Why you should give it away, give it away now.

A year and a half ago I was in a fender bender. I was hit by a woman who was hit by a distracted driver, who didn’t realize that everyone else on the road stopped at a railroad crossing. I wrote about the experience in the post, Could You Pass The Fender Bender Test. While waiting for the authorities to show up, Laura ‘The Bumper Thumper’ and I began talking. We quickly struck up a friendship. It turns out that Laura has her own marketing business too.

Chapter Two

A couple of months after the incident I got a call from a potential client about a new marketing challenge they were facing. We agreed to meet face to face, and I invited Laura to bring her face to the meeting too.

The client was dealing with a new law that was dramatically changing the way they could market their service. More bluntly, their primary way of finding customers was now illegal. (So tawdry, I know!) The change posed a monumental threat to their very existence. They needed to quickly replace their old marketing approach with a new one, or there would be no business. (dun, dun, dun)

Laura and I met with two of the partners for two hours. We discussed numerous potential solutions to the problem. As I had imagined, Laura was a valuable asset. She asked a lot of smart questions. She had a very good understanding of the industry, and the major players in the market. Best of all, she didn’t hit anyone with a car.

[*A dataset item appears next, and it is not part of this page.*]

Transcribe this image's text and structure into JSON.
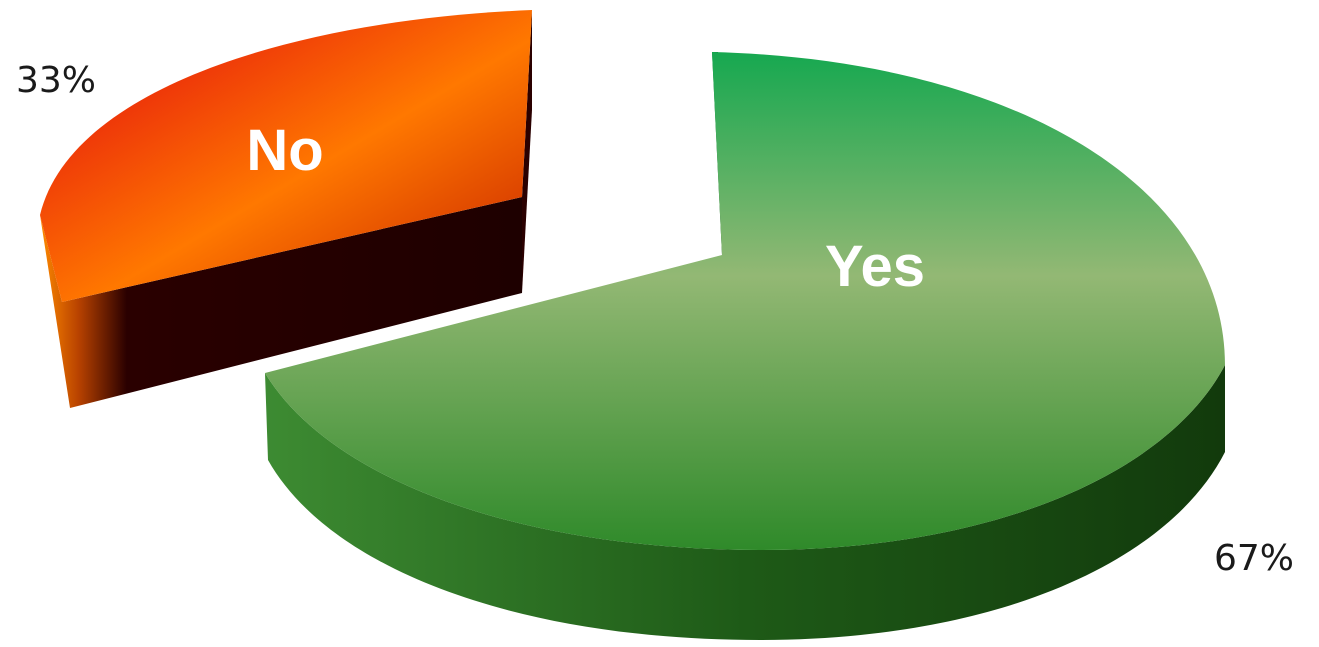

When we left the potential client’s office, Laura said,

‘You really give a way a lot of ideas for free.’

She’s right. I do.

Here’s why I give ideas away for free.

I love free samples at the grocery store. Nothing sells me on your southern ham, spicy cheese, mango salsa or Fruity Barky Bites like tasting it myself. That tiny plastic cup worth of your product gives me everything I need to know to purchase more.

My business does not make Fruity Barky Bites. At least not yet. We produce ideas. So when I meet with people about their marketing challenges, I dig in. I start thinking through solutions with them. I offer up initial ideas worth considering. I get excited about solving the problem. They get excited about having the problem solved.

People don’t like to be sold to. They want to be in a position to buy. So rather than sell a client on why they should work with The Weaponry,  I like to offer people a sample of what they would get if they work with us. If they like it, they will want to buy. If they don’t like what they hear, they will pass. And both sides win.

Key Takeaway

I believe you should always add value before you try to extract value. Prove your worth. Make new clients and customers feel as if they have received more value than they have paid for. Give them a test drive so they can imagine the future. Once they decide to buy, don’t slow down. Keep over delivering. Always make them feel like they are getting more than they are paying for. Even when they are paying a lot.